Pandora crafts global retail expansion
Sticking to Thailand as production base
Pandora Production Co, one of the world's leading jewellery makers, is committed to investing a further 2.62 billion baht in Thailand during 2018-22 to support global business growth.
Nils Helander, the company's senior vice-president for manufacturing and managing director, said the spending will go largely to the second phase of the new production facility in Lamphun province, where the company started operations last March.
A portion will be spent on the company's AAA 20,000-square-metre crafting facility in Bangkok, which will have its grand opening in March, as well as on renovating the existing facility at the Gemopolis Industrial Estate in Bangkok.
The Gemopolis upgrade will yield production of more than 200 million pieces a year, up from 117 million pieces of hand-finished jewellery last year.
"Thailand is the only production base for Pandora worldwide because of unique craftsmanship," Mr Helander said. "Apart from production capacity expansion, Pandora is also committed to expanding retail business in Thailand via Thanachira Group, the authorised distributor of Pandora in Thailand."

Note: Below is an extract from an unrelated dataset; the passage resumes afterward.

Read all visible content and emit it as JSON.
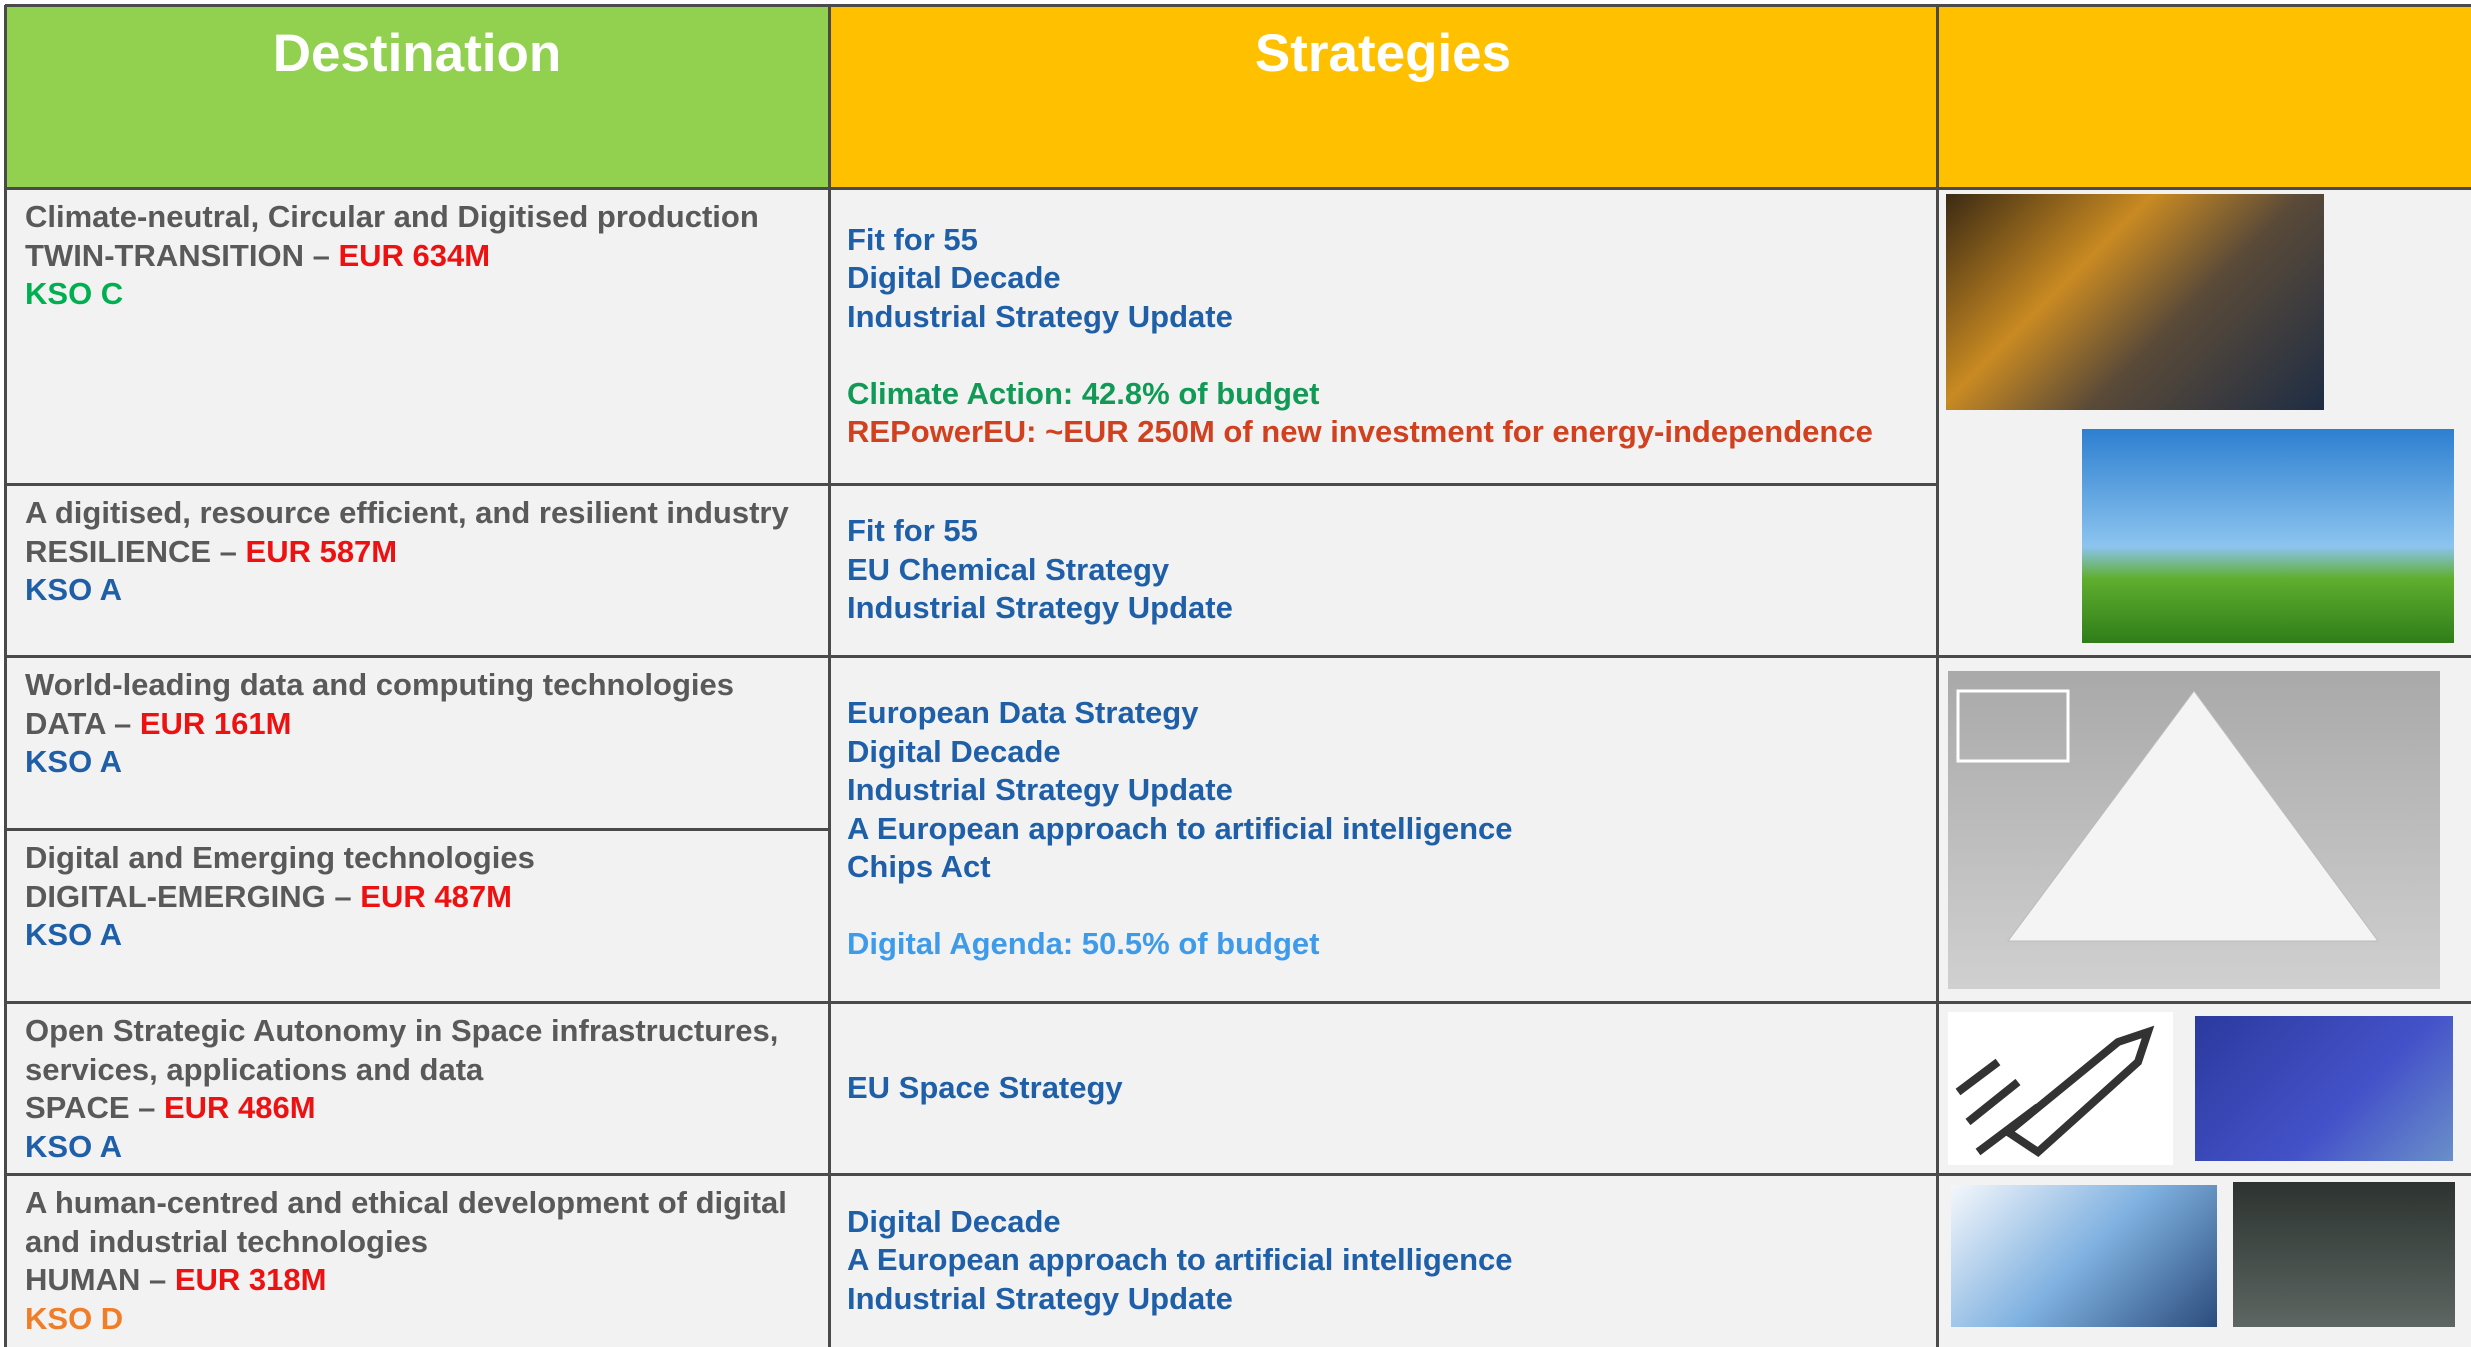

Although the market size of Pandora remains relatively small compared with other countries, Thailand has huge potential, Mr Helander said, adding that Pandora in Thailand has the most consistent growth in Asia-Pacific.
Pandora sales in Thailand are expected to rise to 1.2 billion baht by 2020 from 700 million baht last year. Pandora has 29 stores in Thailand, with five new stores to open each year.
Mr Helander said the continued investment in Thailand is to support the company's global strategy that aims to increase global revenue by 7-10% annually during 2018-22.
Pandora's global revenue amounted to 114 billion baht in 2017, up 15% from 2016.
The future growth target will be driven mainly by Asia, the fastest-growing market. Some 21% of Pandora revenue now comes from Asia, with sales from the region expected to contribution 30% within the next 3-4 years.
The company sells to more than 100 countries worldwide via its own Pandora concept stores and 7,700 points of sale globally.
According to Mr Helander, Pandora's future growth will be a result of various business strategies.
The company will continue to drive growth in the charms and bracelets categories while boosting growth in the rings, earrings, necklaces and pendants segments.
Pandora aims to raise sales of rings, earrings, necklaces and pendants to about 50% of total revenue by 2022, up from the current 25%.
At least one new innovative jewellery concept will be launched to the market per year, and the company will increase the number of annual collections from seven to 10.
Due to changing consumer behaviour, the company will double its digital marketing budget to 60% of the total marketing budget in 2022, up from 30% last year.
In addition, the company will offer omni-channels as an alternative for customers. The company is set to open 200 concept stores a year globally for the next five years (2018-22).
This will bring the total number of Pandora concept stores to 3,450 stores by 2022. China and India are among the priority markets.
In 2022, two-thirds of the concept stores will be owned and operated by Pandora. Moreover, the company also plans to open more e-stores beyond the current 13 worldwide, including in the US and Britain.
The company expects about 15% of revenue to come from online business within five years.